For the first nine episodes, this is a brilliant series. The character development is sublime, with interesting and very authentic people. It avoids nearly all the annoying conventions anime is prey to, and shows a genuine love for classical piano and those who practice it. It is affectionate and sentimental without being cloying, and the main conflict isn’t amongst the characters as it is the challenges presented by mastering the music. If there was a flaw, it was the low-quality animation, compensated for by good character drawing and good background art. (The animation did NOT skimp on hands playing the piano, however.)
I was so impressed by the series that after a half dozen episodes I invited a friend, himself a concert-level pianist, to watch and possibly weigh in on the series.
The the Chopin competitions began (in Poland, of course), and it became unwatchable.
Or perhaps the word I want is unlistenable.
The competitions feature friends, family, judges, critics and rivals watching as each competitor plays. As they watch, they are thinking their various thoughts, usually about the playing.
Vocalized aloud. Non-stop. Over the music.
It’s a disgraceful lack of respect for the music, and annoying as hell, especially since the conflict becomes contrived and overwrought, a reality show formula where the suspense lies on who will be thrown off the Island or fired by Donald Trump.
They could have simply made the thoughts subtitles, different colors for different persons thinking, and different languages–any language–in attached SRT files.

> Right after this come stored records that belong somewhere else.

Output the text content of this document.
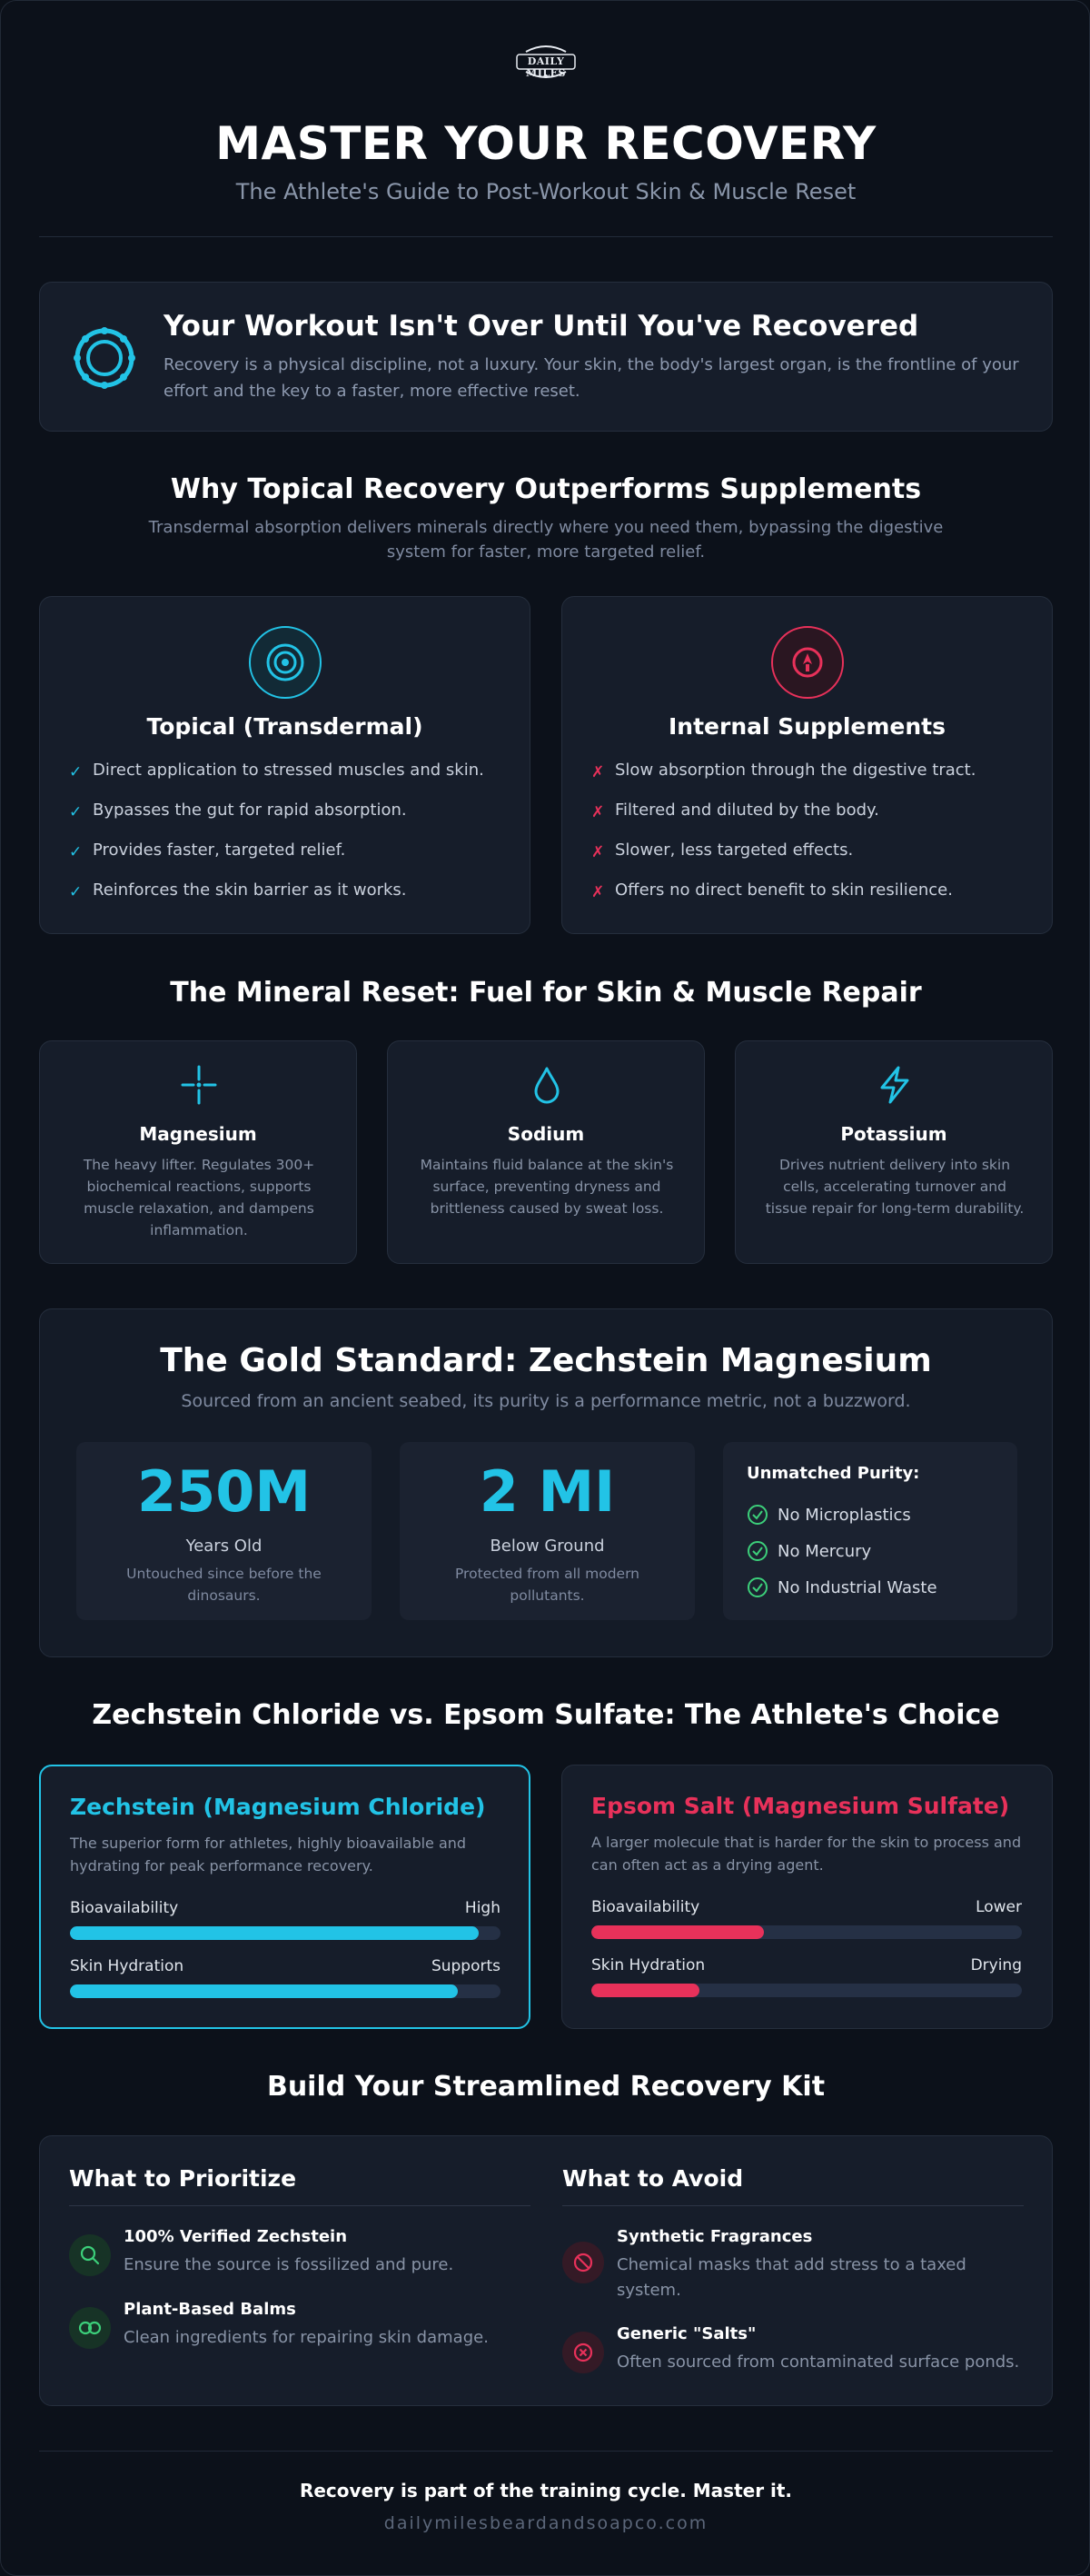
DAILY MILES
MASTER YOUR RECOVERY
The Athlete's Guide to Post-Workout Skin & Muscle Reset
Your Workout Isn't Over Until You've Recovered
Recovery is a physical discipline, not a luxury. Your skin, the body's largest organ, is the frontline of your effort and the key to a faster, more effective reset.
Why Topical Recovery Outperforms Supplements
Transdermal absorption delivers minerals directly where you need them, bypassing the digestive system for faster, more targeted relief.
Topical (Transdermal)
✓ Direct application to stressed muscles and skin.
✓ Bypasses the gut for rapid absorption.
✓ Provides faster, targeted relief.
✓ Reinforces the skin barrier as it works.
Internal Supplements
✗ Slow absorption through the digestive tract.
✗ Filtered and diluted by the body.
✗ Slower, less targeted effects.
✗ Offers no direct benefit to skin resilience.
The Mineral Reset: Fuel for Skin & Muscle Repair
Magnesium
The heavy lifter. Regulates 300+ biochemical reactions, supports muscle relaxation, and dampens inflammation.
Sodium
Maintains fluid balance at the skin's surface, preventing dryness and brittleness caused by sweat loss.
Potassium
Drives nutrient delivery into skin cells, accelerating turnover and tissue repair for long-term durability.
The Gold Standard: Zechstein Magnesium
Sourced from an ancient seabed, its purity is a performance metric, not a buzzword.
250M
Years Old
Untouched since before the dinosaurs.
2 MI
Below Ground
Protected from all modern pollutants.
Unmatched Purity:
No Microplastics
No Mercury
No Industrial Waste
Zechstein Chloride vs. Epsom Sulfate: The Athlete's Choice
Zechstein (Magnesium Chloride)
The superior form for athletes, highly bioavailable and hydrating for peak performance recovery.
Bioavailability	High
Skin Hydration	Supports
Epsom Salt (Magnesium Sulfate)
A larger molecule that is harder for the skin to process and can often act as a drying agent.
Bioavailability	Lower
Skin Hydration	Drying
Build Your Streamlined Recovery Kit
What to Prioritize
100% Verified Zechstein
Ensure the source is fossilized and pure.
Plant-Based Balms
Clean ingredients for repairing skin damage.
What to Avoid
Synthetic Fragrances
Chemical masks that add stress to a taxed system.
Generic "Salts"
Often sourced from contaminated surface ponds.
Recovery is part of the training cycle. Master it.
dailymilesbeardandsoapco.com
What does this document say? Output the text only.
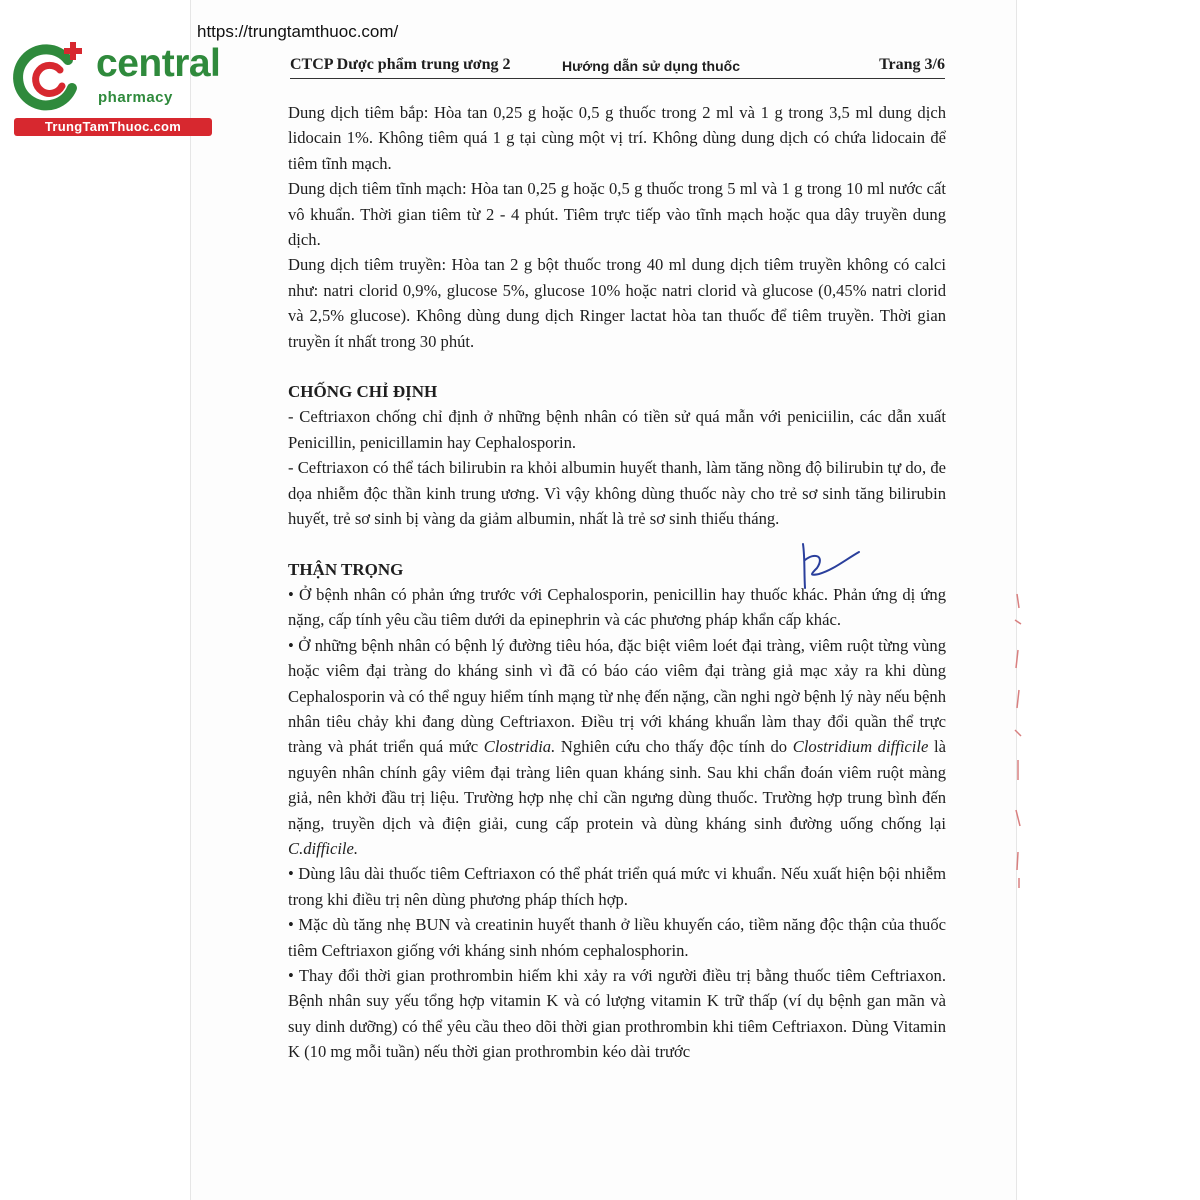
https://trungtamthuoc.com/
central
pharmacy
TrungTamThuoc.com
CTCP Dược phẩm trung ương 2	Hướng dẫn sử dụng thuốc	Trang 3/6

Dung dịch tiêm bắp: Hòa tan 0,25 g hoặc 0,5 g thuốc trong 2 ml và 1 g trong 3,5 ml dung dịch lidocain 1%. Không tiêm quá 1 g tại cùng một vị trí. Không dùng dung dịch có chứa lidocain để tiêm tĩnh mạch.

Dung dịch tiêm tĩnh mạch: Hòa tan 0,25 g hoặc 0,5 g thuốc trong 5 ml và 1 g trong 10 ml nước cất vô khuẩn. Thời gian tiêm từ 2 - 4 phút. Tiêm trực tiếp vào tĩnh mạch hoặc qua dây truyền dung dịch.

Dung dịch tiêm truyền: Hòa tan 2 g bột thuốc trong 40 ml dung dịch tiêm truyền không có calci như: natri clorid 0,9%, glucose 5%, glucose 10% hoặc natri clorid và glucose (0,45% natri clorid và 2,5% glucose). Không dùng dung dịch Ringer lactat hòa tan thuốc để tiêm truyền. Thời gian truyền ít nhất trong 30 phút.

CHỐNG CHỈ ĐỊNH

- Ceftriaxon chống chỉ định ở những bệnh nhân có tiền sử quá mẫn với peniciilin, các dẫn xuất Penicillin, penicillamin hay Cephalosporin.

- Ceftriaxon có thể tách bilirubin ra khỏi albumin huyết thanh, làm tăng nồng độ bilirubin tự do, đe dọa nhiễm độc thần kinh trung ương. Vì vậy không dùng thuốc này cho trẻ sơ sinh tăng bilirubin huyết, trẻ sơ sinh bị vàng da giảm albumin, nhất là trẻ sơ sinh thiếu tháng.

THẬN TRỌNG

• Ở bệnh nhân có phản ứng trước với Cephalosporin, penicillin hay thuốc khác. Phản ứng dị ứng nặng, cấp tính yêu cầu tiêm dưới da epinephrin và các phương pháp khẩn cấp khác.

• Ở những bệnh nhân có bệnh lý đường tiêu hóa, đặc biệt viêm loét đại tràng, viêm ruột từng vùng hoặc viêm đại tràng do kháng sinh vì đã có báo cáo viêm đại tràng giả mạc xảy ra khi dùng Cephalosporin và có thể nguy hiểm tính mạng từ nhẹ đến nặng, cần nghi ngờ bệnh lý này nếu bệnh nhân tiêu chảy khi đang dùng Ceftriaxon. Điều trị với kháng khuẩn làm thay đổi quần thể trực tràng và phát triển quá mức Clostridia. Nghiên cứu cho thấy độc tính do Clostridium difficile là nguyên nhân chính gây viêm đại tràng liên quan kháng sinh. Sau khi chẩn đoán viêm ruột màng giả, nên khởi đầu trị liệu. Trường hợp nhẹ chỉ cần ngưng dùng thuốc. Trường hợp trung bình đến nặng, truyền dịch và điện giải, cung cấp protein và dùng kháng sinh đường uống chống lại C.difficile.

• Dùng lâu dài thuốc tiêm Ceftriaxon có thể phát triển quá mức vi khuẩn. Nếu xuất hiện bội nhiễm trong khi điều trị nên dùng phương pháp thích hợp.

• Mặc dù tăng nhẹ BUN và creatinin huyết thanh ở liều khuyến cáo, tiềm năng độc thận của thuốc tiêm Ceftriaxon giống với kháng sinh nhóm cephalosphorin.

• Thay đổi thời gian prothrombin hiếm khi xảy ra với người điều trị bằng thuốc tiêm Ceftriaxon. Bệnh nhân suy yếu tổng hợp vitamin K và có lượng vitamin K trữ thấp (ví dụ bệnh gan mãn và suy dinh dưỡng) có thể yêu cầu theo dõi thời gian prothrombin khi tiêm Ceftriaxon. Dùng Vitamin K (10 mg mỗi tuần) nếu thời gian prothrombin kéo dài trước
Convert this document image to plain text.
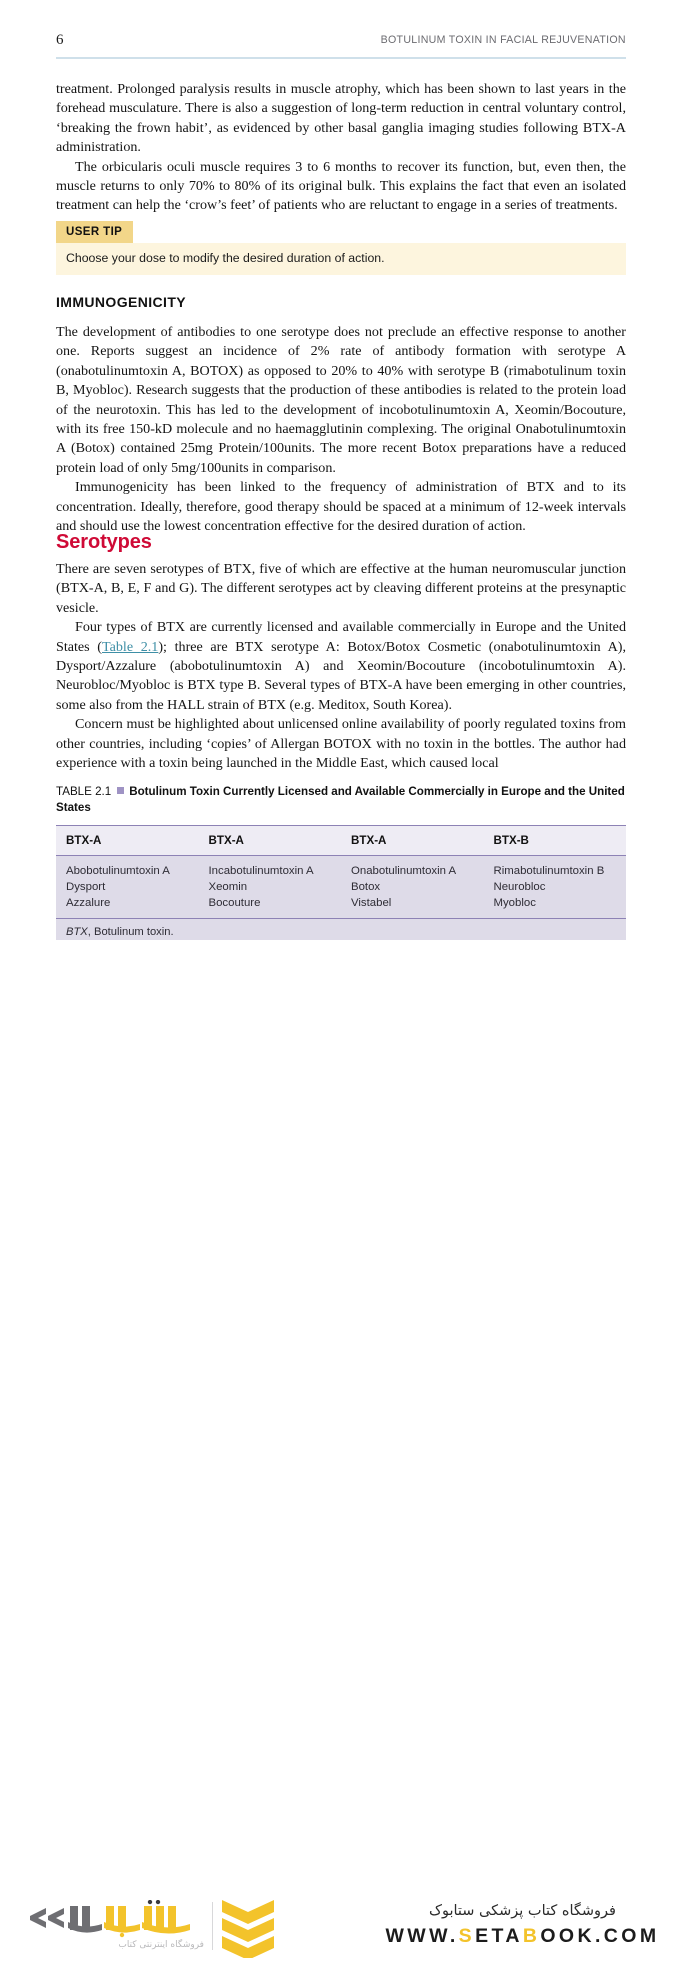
6	BOTULINUM TOXIN IN FACIAL REJUVENATION

treatment. Prolonged paralysis results in muscle atrophy, which has been shown to last years in the forehead musculature. There is also a suggestion of long-term reduction in central voluntary control, ‘breaking the frown habit’, as evidenced by other basal ganglia imaging studies following BTX-A administration.

The orbicularis oculi muscle requires 3 to 6 months to recover its function, but, even then, the muscle returns to only 70% to 80% of its original bulk. This explains the fact that even an isolated treatment can help the ‘crow’s feet’ of patients who are reluctant to engage in a series of treatments.

USER TIP
Choose your dose to modify the desired duration of action.
IMMUNOGENICITY

The development of antibodies to one serotype does not preclude an effective response to another one. Reports suggest an incidence of 2% rate of antibody formation with serotype A (onabotulinumtoxin A, BOTOX) as opposed to 20% to 40% with serotype B (rimabotulinum toxin B, Myobloc). Research suggests that the production of these antibodies is related to the protein load of the neurotoxin. This has led to the development of incobotulinumtoxin A, Xeomin/Bocouture, with its free 150-kD molecule and no haemagglutinin complexing. The original Onabotulinumtoxin A (Botox) contained 25mg Protein/100units. The more recent Botox preparations have a reduced protein load of only 5mg/100units in comparison.

Immunogenicity has been linked to the frequency of administration of BTX and to its concentration. Ideally, therefore, good therapy should be spaced at a minimum of 12-week intervals and should use the lowest concentration effective for the desired duration of action.

Serotypes

There are seven serotypes of BTX, five of which are effective at the human neuromuscular junction (BTX-A, B, E, F and G). The different serotypes act by cleaving different proteins at the presynaptic vesicle.

Four types of BTX are currently licensed and available commercially in Europe and the United States (Table 2.1); three are BTX serotype A: Botox/Botox Cosmetic (onabotulinumtoxin A), Dysport/Azzalure (abobotulinumtoxin A) and Xeomin/Bocouture (incobotulinumtoxin A). Neurobloc/Myobloc is BTX type B. Several types of BTX-A have been emerging in other countries, some also from the HALL strain of BTX (e.g. Meditox, South Korea).

Concern must be highlighted about unlicensed online availability of poorly regulated toxins from other countries, including ‘copies’ of Allergan BOTOX with no toxin in the bottles. The author had experience with a toxin being launched in the Middle East, which caused local

TABLE 2.1 Botulinum Toxin Currently Licensed and Available Commercially in Europe and the United States
BTX-A	BTX-A	BTX-A	BTX-B
Abobotulinumtoxin A	Incabotulinumtoxin A	Onabotulinumtoxin A	Rimabotulinumtoxin B
Dysport	Xeomin	Botox	Neurobloc
Azzalure	Bocouture	Vistabel	Myobloc
BTX, Botulinum toxin.			
فروشگاه اینترنتی کتاب
فروشگاه کتاب پزشکی ستابوک
WWW.SETABOOK.COM
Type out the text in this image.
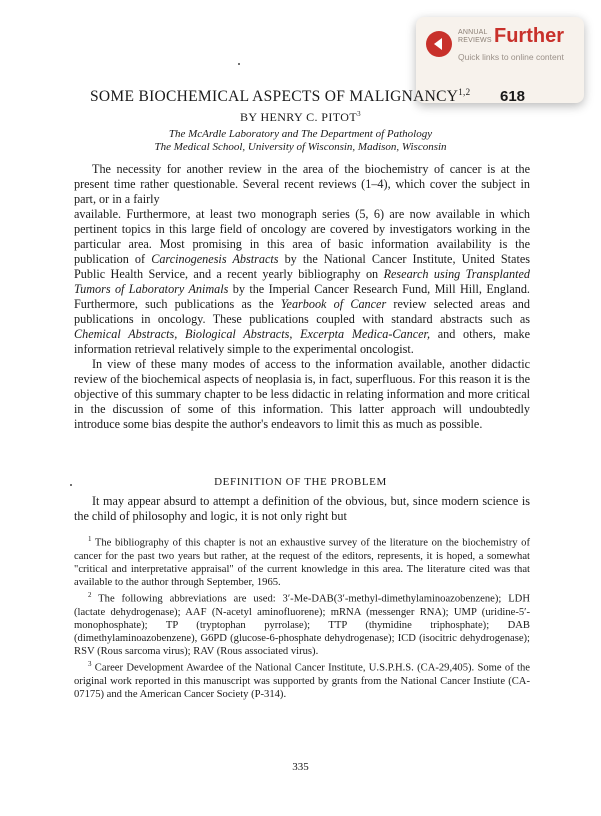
ANNUAL
REVIEWS Further
Quick links to online content
SOME BIOCHEMICAL ASPECTS OF MALIGNANCY$^{1,2}$ 618
BY HENRY C. PITOT$^3$
The McArdle Laboratory and The Department of Pathology
The Medical School, University of Wisconsin, Madison, Wisconsin

The necessity for another review in the area of the biochemistry of cancer is at the present time rather questionable. Several recent reviews (1–4), which cover the subject in part, or in a fairly

available. Furthermore, at least two monograph series (5, 6) are now available in which pertinent topics in this large field of oncology are covered by investigators working in the particular area. Most promising in this area of basic information availability is the publication of Carcinogenesis Abstracts by the National Cancer Institute, United States Public Health Service, and a recent yearly bibliography on Research using Transplanted Tumors of Laboratory Animals by the Imperial Cancer Research Fund, Mill Hill, England. Furthermore, such publications as the Yearbook of Cancer review selected areas and publications in oncology. These publications coupled with standard abstracts such as Chemical Abstracts, Biological Abstracts, Excerpta Medica-Cancer, and others, make information retrieval relatively simple to the experimental oncologist.

In view of these many modes of access to the information available, another didactic review of the biochemical aspects of neoplasia is, in fact, superfluous. For this reason it is the objective of this summary chapter to be less didactic in relating information and more critical in the discussion of some of this information. This latter approach will undoubtedly introduce some bias despite the author's endeavors to limit this as much as possible.

DEFINITION OF THE PROBLEM

It may appear absurd to attempt a definition of the obvious, but, since modern science is the child of philosophy and logic, it is not only right but

$^1$ The bibliography of this chapter is not an exhaustive survey of the literature on the biochemistry of cancer for the past two years but rather, at the request of the editors, represents, it is hoped, a somewhat "critical and interpretative appraisal" of the current knowledge in this area. The literature cited was that available to the author through September, 1965.

$^2$ The following abbreviations are used: 3′-Me-DAB(3′-methyl-dimethylaminoazobenzene); LDH (lactate dehydrogenase); AAF (N-acetyl aminofluorene); mRNA (messenger RNA); UMP (uridine-5′-monophosphate); TP (tryptophan pyrrolase); TTP (thymidine triphosphate); DAB (dimethylaminoazobenzene), G6PD (glucose-6-phosphate dehydrogenase); ICD (isocitric dehydrogenase); RSV (Rous sarcoma virus); RAV (Rous associated virus).

$^3$ Career Development Awardee of the National Cancer Institute, U.S.P.H.S. (CA-29,405). Some of the original work reported in this manuscript was supported by grants from the National Cancer Instiute (CA-07175) and the American Cancer Society (P-314).

335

I’m used to seeing anime series fall apart before. A rule of thumb normally is that if it starts well and stays good after a half-dozen episodes, it’s likely to stay good. It is true of music-oriented series: most become rubbish by the third episode. One Jazz-oriented one, Kids on the Slope stayed good to the end, one of the best anime series I’ve ever seen.
I hope someone takes the series and re-releases it with subs instead of vocalizations. It will still fade as the drama cheapens, but at least then it will still be worth watching—and listening to—to the very end.